No registro dos livros O escravo nos anúnciosnordestefutebol bet netjornais brasileiros do século XIX,nordestefutebol bet netGilberto Freyre, e Ser Escravo No Brasil,nordestefutebol bet netKátia Mattoso, são relatadas as cabeças forçadamente raspadas dos africanos no momentonordestefutebol bet netque eram oferecidos à venda para os senhoresnordestefutebol bet netengenho.
"Buscavam minar qualquer tiponordestefutebol bet netpertencimento étnico e identificação que eles pudessem ter uns com os outros a partir do cabelo", explica a socióloga Anita Pequeno Soares, pesquisadora da relação entre o cabelo e negritude na Universidade Federalnordestefutebol bet netPernambuco (UFPE).
"Há relatosnordestefutebol bet netque a raspagem do cabelo era parte importante desse processonordestefutebol bet netsubjugar a população negra, principalmente homens, o que acarretava sérios problemas, porque o cabelo protege o couro cabeludo num trabalho sob sol escaldante.

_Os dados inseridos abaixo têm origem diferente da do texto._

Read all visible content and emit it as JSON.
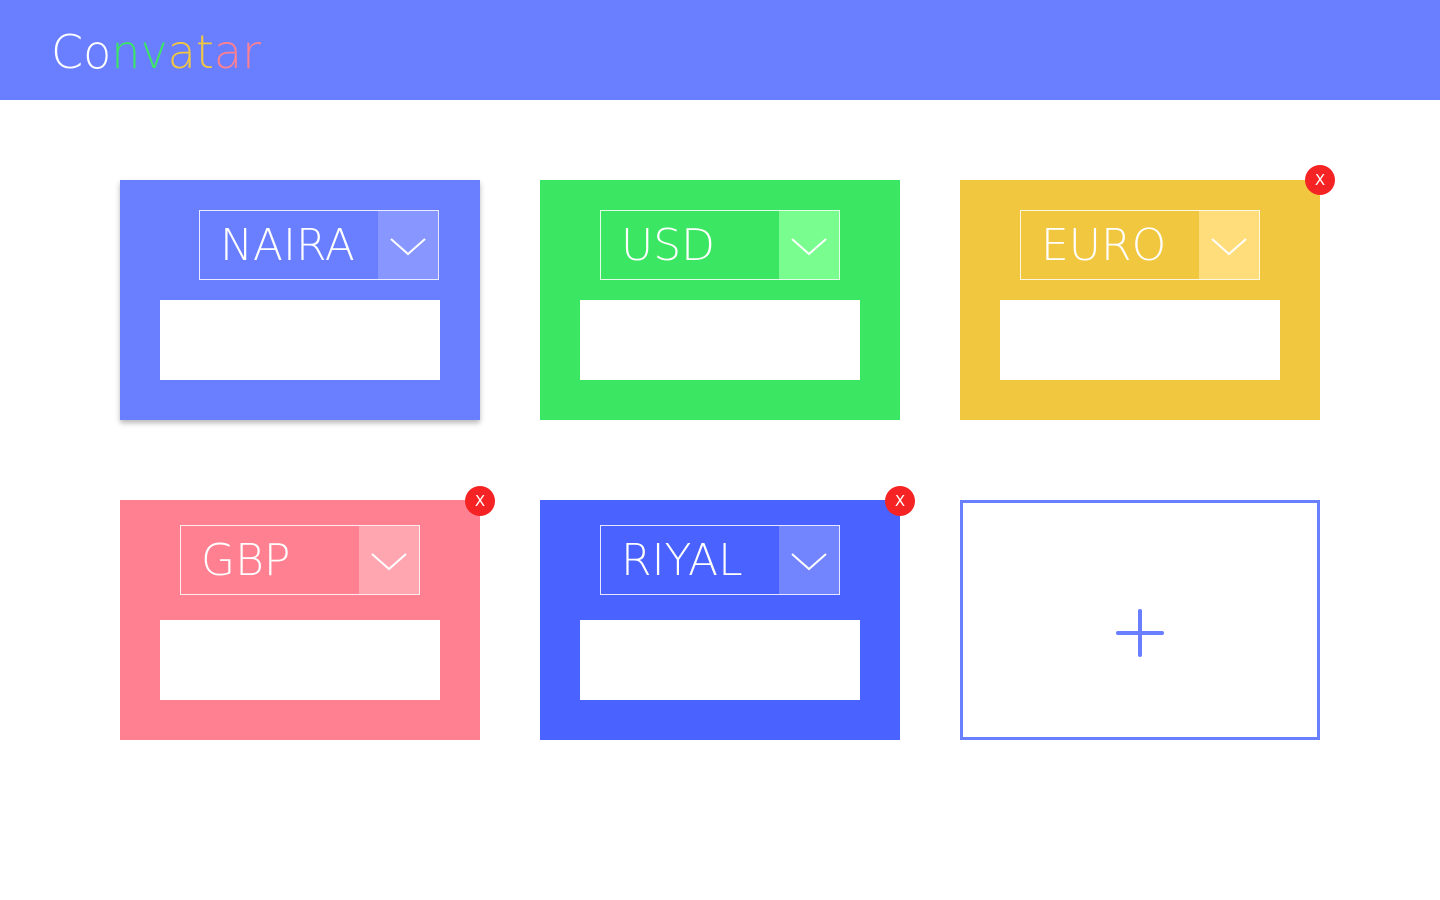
{
  "app": {
    "logo_letters": [
      {
        "char": "C",
        "color": "#ffffff"
      },
      {
        "char": "o",
        "color": "#ffffff"
      },
      {
        "char": "n",
        "color": "#3be662"
      },
      {
        "char": "v",
        "color": "#3be662"
      },
      {
        "char": "a",
        "color": "#f2c740"
      },
      {
        "char": "t",
        "color": "#f2c740"
      },
      {
        "char": "a",
        "color": "#ff8090"
      },
      {
        "char": "r",
        "color": "#ff8090"
      }
    ],
    "header_color": "#6a7fff"
  },
  "cards": [
    {
      "currency": "NAIRA",
      "amount": "",
      "color": "#6a7fff",
      "arrow_bg": "#8797ff",
      "removable": false,
      "remove_label": ""
    },
    {
      "currency": "USD",
      "amount": "",
      "color": "#3be662",
      "arrow_bg": "#79fd8e",
      "removable": false,
      "remove_label": ""
    },
    {
      "currency": "EURO",
      "amount": "",
      "color": "#f2c740",
      "arrow_bg": "#ffdd7a",
      "removable": true,
      "remove_label": "X"
    },
    {
      "currency": "GBP",
      "amount": "",
      "color": "#ff8090",
      "arrow_bg": "#ffa6b0",
      "removable": true,
      "remove_label": "X"
    },
    {
      "currency": "RIYAL",
      "amount": "",
      "color": "#4a62ff",
      "arrow_bg": "#7285ff",
      "removable": true,
      "remove_label": "X"
    }
  ],
  "add_card": {
    "icon": "plus-icon",
    "color": "#6a7fff"
  },
  "icons": {
    "dropdown": "chevron-down-icon",
    "remove": "close-icon"
  }
}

As sinhás, com ciúmesnordestefutebol bet netmulheres violentadas pelos homens brancos, também usavam a raspagem como práticanordestefutebol bet nettortura".

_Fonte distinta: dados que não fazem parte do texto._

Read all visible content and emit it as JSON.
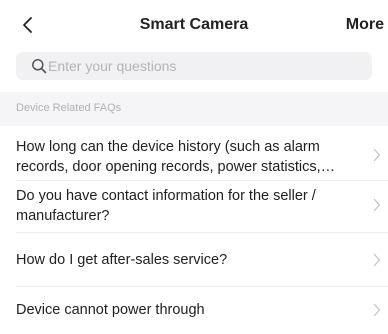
{
  "navbar": {
    "back_icon": "chevron-left-icon",
    "title": "Smart Camera",
    "more_label": "More"
  },
  "search": {
    "icon": "search-icon",
    "placeholder": "Enter your questions",
    "value": ""
  },
  "section": {
    "title": "Device Related FAQs"
  },
  "faqs": [
    {
      "text": "How long can the device history (such as alarm records, door opening records, power statistics, etc.)",
      "icon": "chevron-right-icon"
    },
    {
      "text": "Do you have contact information for the seller / manufacturer?",
      "icon": "chevron-right-icon"
    },
    {
      "text": "How do I get after-sales service?",
      "icon": "chevron-right-icon"
    },
    {
      "text": "Device cannot power through",
      "icon": "chevron-right-icon"
    }
  ],
  "colors": {
    "background": "#ffffff",
    "search_bg": "#f1f1f3",
    "section_bg": "#f5f5f7",
    "text": "#1f1f1f",
    "muted": "#b0b0b4"
  }
}
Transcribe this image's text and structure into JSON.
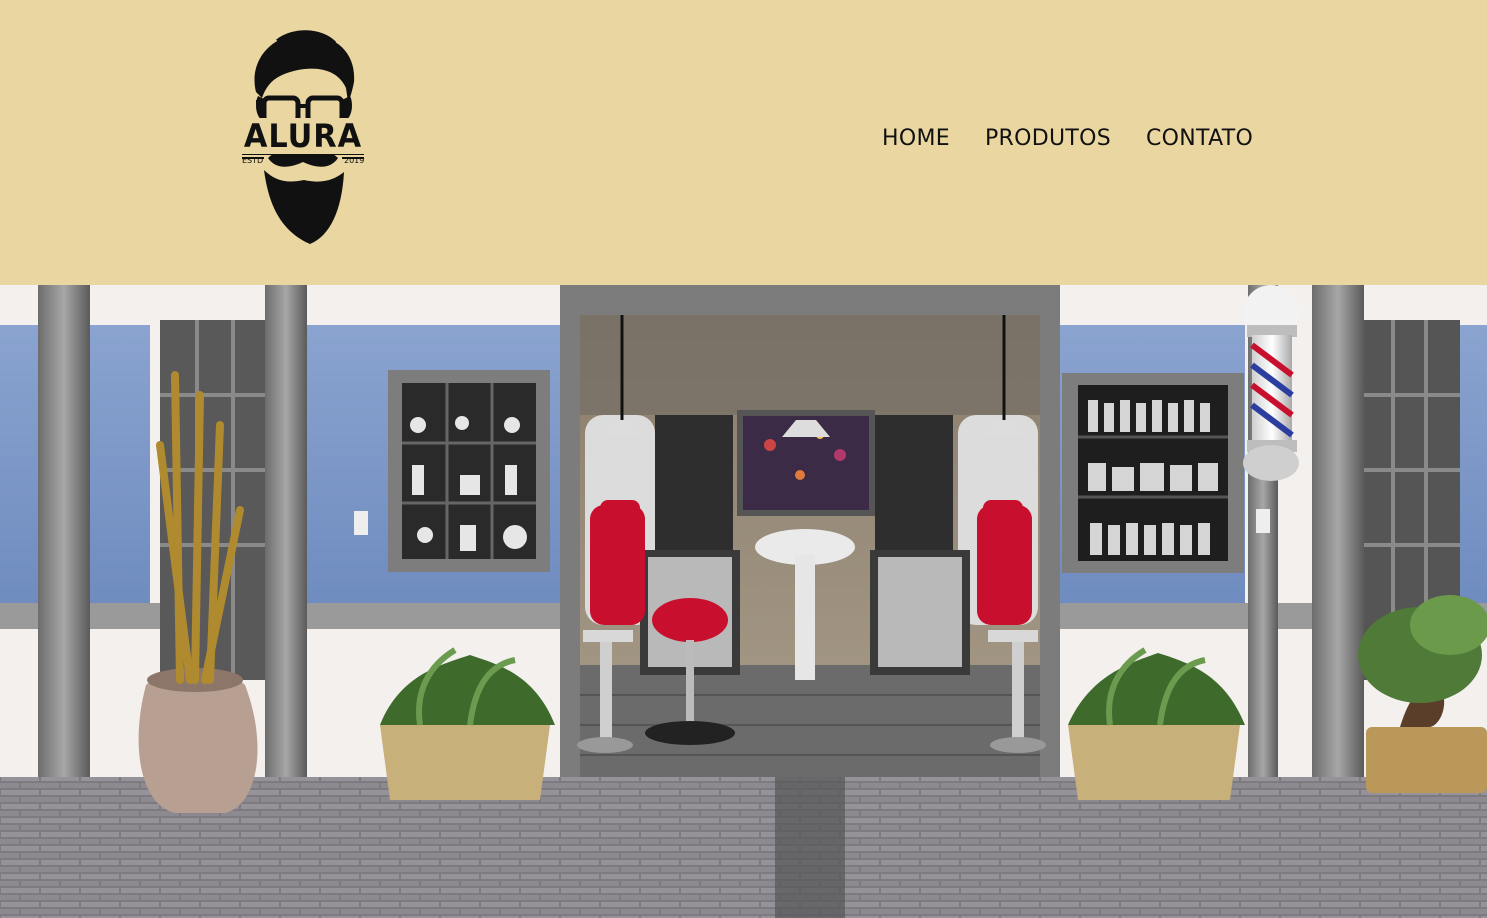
{
  "brand": {
    "name": "ALURA",
    "estd_label": "ESTD",
    "year": "2019",
    "logo_icon": "bearded-man-glasses-icon"
  },
  "nav": {
    "items": [
      {
        "label": "HOME"
      },
      {
        "label": "PRODUTOS"
      },
      {
        "label": "CONTATO"
      }
    ]
  },
  "colors": {
    "header_bg": "#ead6a1",
    "nav_text": "#111111",
    "chair_red": "#c8102e"
  },
  "hero": {
    "image_icon": "barbershop-storefront-illustration"
  }
}
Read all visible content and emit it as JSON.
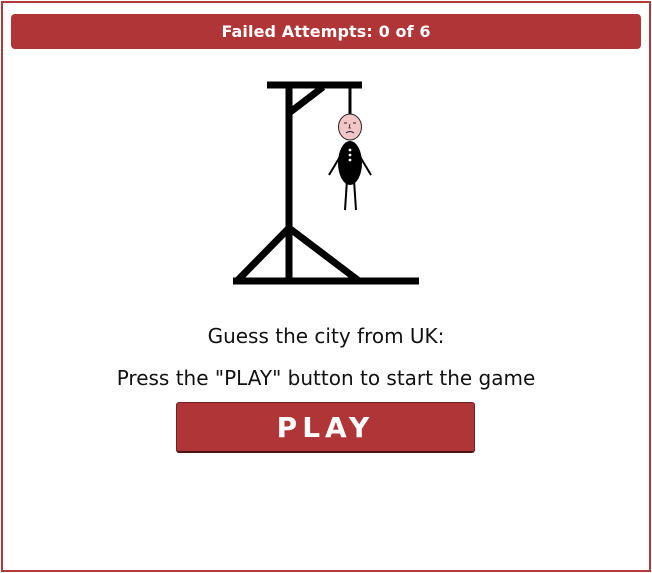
{
  "status": {
    "label": "Failed Attempts:",
    "failed": "0",
    "separator": "of",
    "max": "6"
  },
  "game": {
    "prompt": "Guess the city from UK:",
    "instruction": "Press the \"PLAY\" button to start the game",
    "play_label": "PLAY"
  },
  "colors": {
    "accent": "#b03537",
    "border": "#b03a3c",
    "face": "#f2c6c6",
    "ink": "#000000"
  }
}
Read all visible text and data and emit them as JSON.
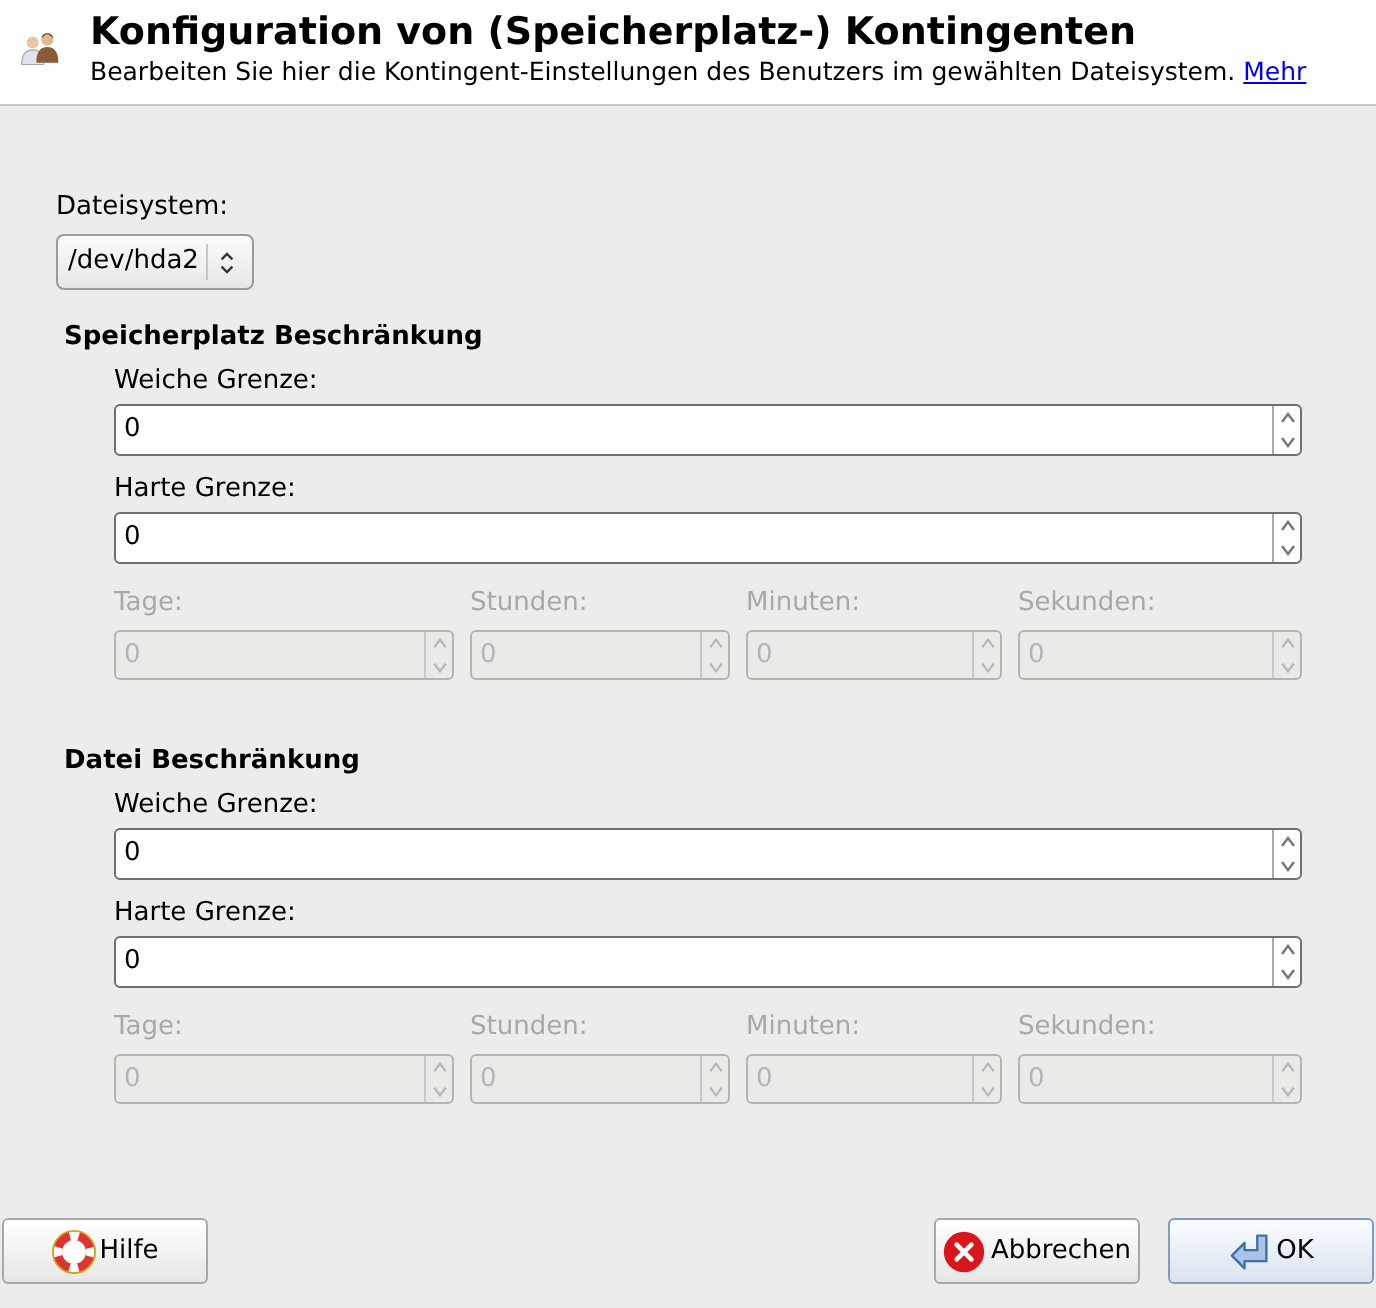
{
  "header": {
    "title": "Konfiguration von (Speicherplatz-) Kontingenten",
    "description": "Bearbeiten Sie hier die Kontingent-Einstellungen des Benutzers im gewählten Dateisystem.",
    "link": "Mehr"
  },
  "filesystem": {
    "label": "Dateisystem:",
    "value": "/dev/hda2"
  },
  "sections": [
    {
      "title": "Speicherplatz Beschränkung",
      "soft": {
        "label": "Weiche Grenze:",
        "value": "0"
      },
      "hard": {
        "label": "Harte Grenze:",
        "value": "0"
      },
      "grace": [
        {
          "label": "Tage:",
          "value": "0",
          "disabled": true
        },
        {
          "label": "Stunden:",
          "value": "0",
          "disabled": true
        },
        {
          "label": "Minuten:",
          "value": "0",
          "disabled": true
        },
        {
          "label": "Sekunden:",
          "value": "0",
          "disabled": true
        }
      ]
    },
    {
      "title": "Datei Beschränkung",
      "soft": {
        "label": "Weiche Grenze:",
        "value": "0"
      },
      "hard": {
        "label": "Harte Grenze:",
        "value": "0"
      },
      "grace": [
        {
          "label": "Tage:",
          "value": "0",
          "disabled": true
        },
        {
          "label": "Stunden:",
          "value": "0",
          "disabled": true
        },
        {
          "label": "Minuten:",
          "value": "0",
          "disabled": true
        },
        {
          "label": "Sekunden:",
          "value": "0",
          "disabled": true
        }
      ]
    }
  ],
  "buttons": [
    {
      "label": "Hilfe",
      "kind": "help",
      "default": false
    },
    {
      "label": "Abbrechen",
      "kind": "cancel",
      "default": false
    },
    {
      "label": "OK",
      "kind": "ok",
      "default": true
    }
  ]
}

Além da violência, a associação da estética dos africanos a algo primitivo e distantenordestefutebol bet netideias europeiasnordestefutebol bet netbeleza e humanidade foi uma prática recorrente durante o colonialismo.
Uma das histórias mais chocantes e ilustrativas énordestefutebol bet netSarah Baartman, levada da África do Sul ao Reino Unido para aparecernordestefutebol bet netespetáculosnordestefutebol bet netcirco.
Considerada por muitos como símbolo da exploração e do racismo colonial, bem como da ridicularização das pessoas negras, muitas vezes representadas como objetos ou animais, ela morreu após passar anos sendo exibidanordestefutebol bet netfeirasnordestefutebol bet net"fenômenos bizarros humanos".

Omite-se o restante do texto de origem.